By Fernando Lovato and Javi Vázquez (Sosterra)

Perhaps what now defines the moment in which we live is the fact of consumption. We can´t live without consuming, it’s at the center of our existence. Consumption is completely simple. You can consume when you’re one year old or 99 years old; you can consume through any medium because there is an infinity of channels that reach you with the sole objective of selling you something, and you´re life sometimes is simpler and happier if you´re able to consume… Consumption is a way of life- is it something that we’ve chosen? Can we live in a different way? What impact does the very fact of life, that’s to say, consumption, have for other people? Farther than your own belly button, what happens when you buy a certain product in a certain place? Do you know what happens? Do you know what’s behind it all? Do you know who produced it? Do you know what the channels are?  Do you know who has worked so that you can take advantage of a sale?

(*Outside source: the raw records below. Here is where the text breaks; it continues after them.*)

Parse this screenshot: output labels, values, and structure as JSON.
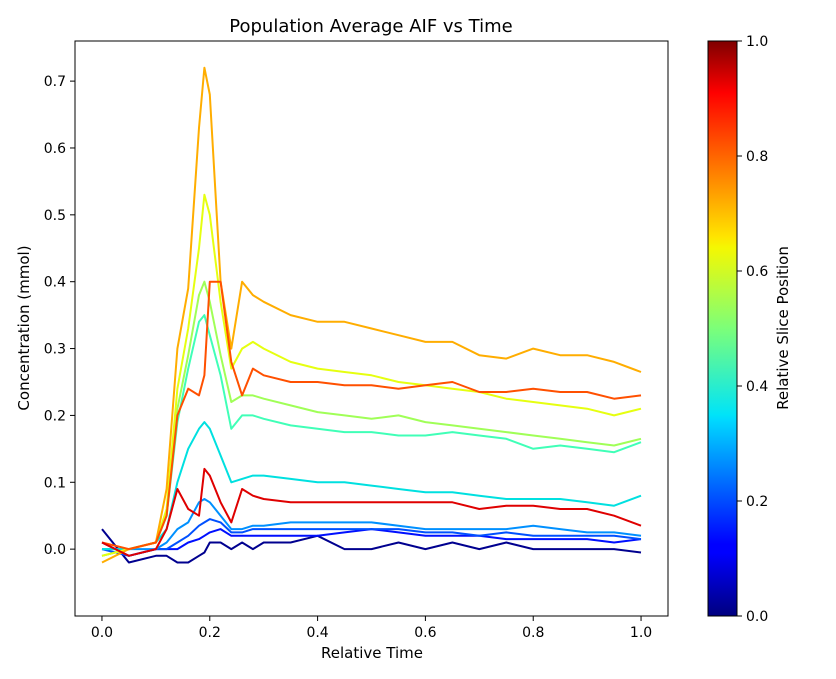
{
  "chart_data": {
    "type": "line",
    "title": "Population Average AIF vs Time",
    "xlabel": "Relative Time",
    "ylabel": "Concentration (mmol)",
    "xlim": [
      -0.05,
      1.05
    ],
    "ylim": [
      -0.1,
      0.76
    ],
    "xticks": [
      0.0,
      0.2,
      0.4,
      0.6,
      0.8,
      1.0
    ],
    "xtick_labels": [
      "0.0",
      "0.2",
      "0.4",
      "0.6",
      "0.8",
      "1.0"
    ],
    "yticks": [
      0.0,
      0.1,
      0.2,
      0.3,
      0.4,
      0.5,
      0.6,
      0.7
    ],
    "ytick_labels": [
      "0.0",
      "0.1",
      "0.2",
      "0.3",
      "0.4",
      "0.5",
      "0.6",
      "0.7"
    ],
    "colorbar": {
      "label": "Relative Slice Position",
      "colormap": "jet",
      "range": [
        0.0,
        1.0
      ],
      "ticks": [
        0.0,
        0.2,
        0.4,
        0.6,
        0.8,
        1.0
      ],
      "tick_labels": [
        "0.0",
        "0.2",
        "0.4",
        "0.6",
        "0.8",
        "1.0"
      ]
    },
    "x": [
      0.0,
      0.05,
      0.1,
      0.12,
      0.14,
      0.16,
      0.18,
      0.19,
      0.2,
      0.22,
      0.24,
      0.26,
      0.28,
      0.3,
      0.35,
      0.4,
      0.45,
      0.5,
      0.55,
      0.6,
      0.65,
      0.7,
      0.75,
      0.8,
      0.85,
      0.9,
      0.95,
      1.0
    ],
    "series": [
      {
        "name": "slice 0.0",
        "color": "#00008f",
        "values": [
          0.03,
          -0.02,
          -0.01,
          -0.01,
          -0.02,
          -0.02,
          -0.01,
          -0.005,
          0.01,
          0.01,
          0.0,
          0.01,
          0.0,
          0.01,
          0.01,
          0.02,
          0.0,
          0.0,
          0.01,
          0.0,
          0.01,
          0.0,
          0.01,
          0.0,
          0.0,
          0.0,
          0.0,
          -0.005
        ]
      },
      {
        "name": "slice 0.05",
        "color": "#000fff",
        "values": [
          0.01,
          -0.01,
          0.0,
          0.0,
          0.0,
          0.01,
          0.015,
          0.02,
          0.025,
          0.03,
          0.02,
          0.02,
          0.02,
          0.02,
          0.02,
          0.02,
          0.025,
          0.03,
          0.025,
          0.02,
          0.02,
          0.02,
          0.015,
          0.015,
          0.015,
          0.015,
          0.01,
          0.015
        ]
      },
      {
        "name": "slice 0.15",
        "color": "#0050ff",
        "values": [
          0.0,
          -0.01,
          0.0,
          0.0,
          0.01,
          0.02,
          0.035,
          0.04,
          0.045,
          0.04,
          0.025,
          0.025,
          0.03,
          0.03,
          0.03,
          0.03,
          0.03,
          0.03,
          0.03,
          0.025,
          0.025,
          0.02,
          0.025,
          0.02,
          0.02,
          0.02,
          0.02,
          0.015
        ]
      },
      {
        "name": "slice 0.3",
        "color": "#0090ff",
        "values": [
          0.0,
          0.0,
          0.0,
          0.01,
          0.03,
          0.04,
          0.07,
          0.075,
          0.07,
          0.05,
          0.03,
          0.03,
          0.035,
          0.035,
          0.04,
          0.04,
          0.04,
          0.04,
          0.035,
          0.03,
          0.03,
          0.03,
          0.03,
          0.035,
          0.03,
          0.025,
          0.025,
          0.02
        ]
      },
      {
        "name": "slice 0.4",
        "color": "#00e0e0",
        "values": [
          0.0,
          0.0,
          0.01,
          0.03,
          0.1,
          0.15,
          0.18,
          0.19,
          0.18,
          0.14,
          0.1,
          0.105,
          0.11,
          0.11,
          0.105,
          0.1,
          0.1,
          0.095,
          0.09,
          0.085,
          0.085,
          0.08,
          0.075,
          0.075,
          0.075,
          0.07,
          0.065,
          0.08
        ]
      },
      {
        "name": "slice 0.55",
        "color": "#40ffb7",
        "values": [
          -0.01,
          0.0,
          0.01,
          0.05,
          0.19,
          0.27,
          0.34,
          0.35,
          0.32,
          0.26,
          0.18,
          0.2,
          0.2,
          0.195,
          0.185,
          0.18,
          0.175,
          0.175,
          0.17,
          0.17,
          0.175,
          0.17,
          0.165,
          0.15,
          0.155,
          0.15,
          0.145,
          0.16
        ]
      },
      {
        "name": "slice 0.65",
        "color": "#a0ff57",
        "values": [
          -0.01,
          0.0,
          0.01,
          0.05,
          0.21,
          0.29,
          0.38,
          0.4,
          0.37,
          0.29,
          0.22,
          0.23,
          0.23,
          0.225,
          0.215,
          0.205,
          0.2,
          0.195,
          0.2,
          0.19,
          0.185,
          0.18,
          0.175,
          0.17,
          0.165,
          0.16,
          0.155,
          0.165
        ]
      },
      {
        "name": "slice 0.72",
        "color": "#e6ff10",
        "values": [
          -0.01,
          0.0,
          0.01,
          0.06,
          0.24,
          0.33,
          0.45,
          0.53,
          0.5,
          0.37,
          0.27,
          0.3,
          0.31,
          0.3,
          0.28,
          0.27,
          0.265,
          0.26,
          0.25,
          0.245,
          0.24,
          0.235,
          0.225,
          0.22,
          0.215,
          0.21,
          0.2,
          0.21
        ]
      },
      {
        "name": "slice 0.82",
        "color": "#ffad00",
        "values": [
          -0.02,
          0.0,
          0.01,
          0.09,
          0.3,
          0.39,
          0.63,
          0.72,
          0.68,
          0.4,
          0.3,
          0.4,
          0.38,
          0.37,
          0.35,
          0.34,
          0.34,
          0.33,
          0.32,
          0.31,
          0.31,
          0.29,
          0.285,
          0.3,
          0.29,
          0.29,
          0.28,
          0.265
        ]
      },
      {
        "name": "slice 0.9",
        "color": "#ff5000",
        "values": [
          0.01,
          0.0,
          0.01,
          0.05,
          0.2,
          0.24,
          0.23,
          0.26,
          0.4,
          0.4,
          0.28,
          0.23,
          0.27,
          0.26,
          0.25,
          0.25,
          0.245,
          0.245,
          0.24,
          0.245,
          0.25,
          0.235,
          0.235,
          0.24,
          0.235,
          0.235,
          0.225,
          0.23
        ]
      },
      {
        "name": "slice 1.0",
        "color": "#df0000",
        "values": [
          0.01,
          -0.01,
          0.0,
          0.03,
          0.09,
          0.06,
          0.05,
          0.12,
          0.11,
          0.07,
          0.04,
          0.09,
          0.08,
          0.075,
          0.07,
          0.07,
          0.07,
          0.07,
          0.07,
          0.07,
          0.07,
          0.06,
          0.065,
          0.065,
          0.06,
          0.06,
          0.05,
          0.035
        ]
      }
    ]
  }
}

Behind all of this, independent from the service or the product that you buy, if you dedicate a little time to a creating a reflective space and if on top of that you do it with other people and you share it, well, perhaps you´re able to change the way you consume to something a little simpler that you could do alone at home….

Critical consumption reminds us that “consumption” is also a right that has been taken away from us….

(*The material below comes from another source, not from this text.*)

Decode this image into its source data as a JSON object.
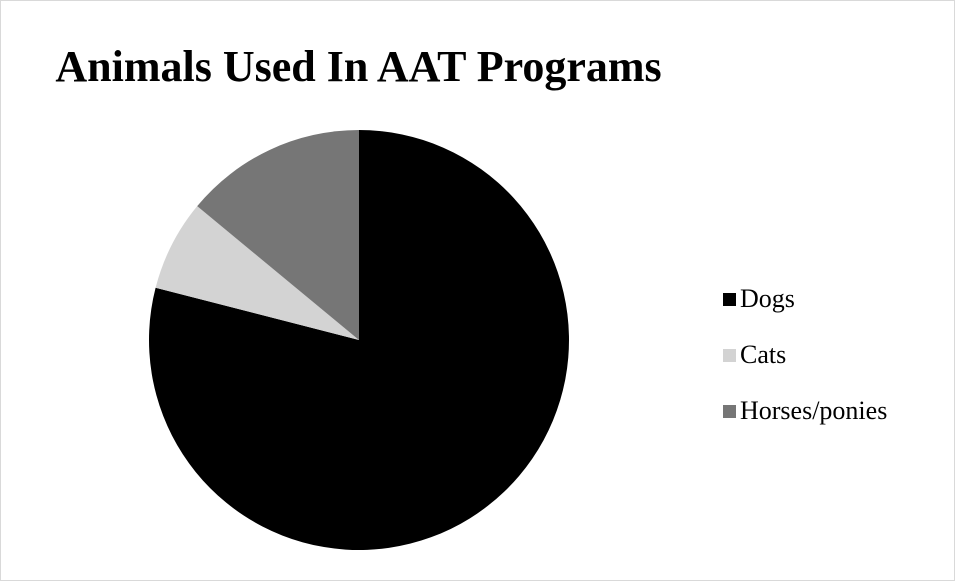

Yes, that’s what critical consumption is about. When we talk about what rights and obligations have been taken away from us or which rights we have to demand back or reformulate, we’re talking about how, in terms of consumption, every person is a consumer and, therefore, we all have rights relating to consumption and we have the right to decide what we consume. We have the right to decide if we plant one crop or the other in our communities, even if we don’t consume it, and decide if what livestock we want to raise. These rights have been taken away from us, those decision are made in other spheres that are not our own and it affects us directly. We have the right to decide whether if on our lands there will be fracking or whatever. These rights aren’t there anymore, they’ve been taken away from us and we’ve taken them for lost. Of course every right comes with responsibility. Therefore, the commitments that we’re willing to make in order to demand these rights and responsibilities are very important. And that’s what we’re talking about when we talk about critical consumption, that’s to say, we all consume and know that consumption is capitalism’s tool to dominate us, and we should take it back. Consumption is ours, we decide among ourselves what to consume and in turn what commitments we take on.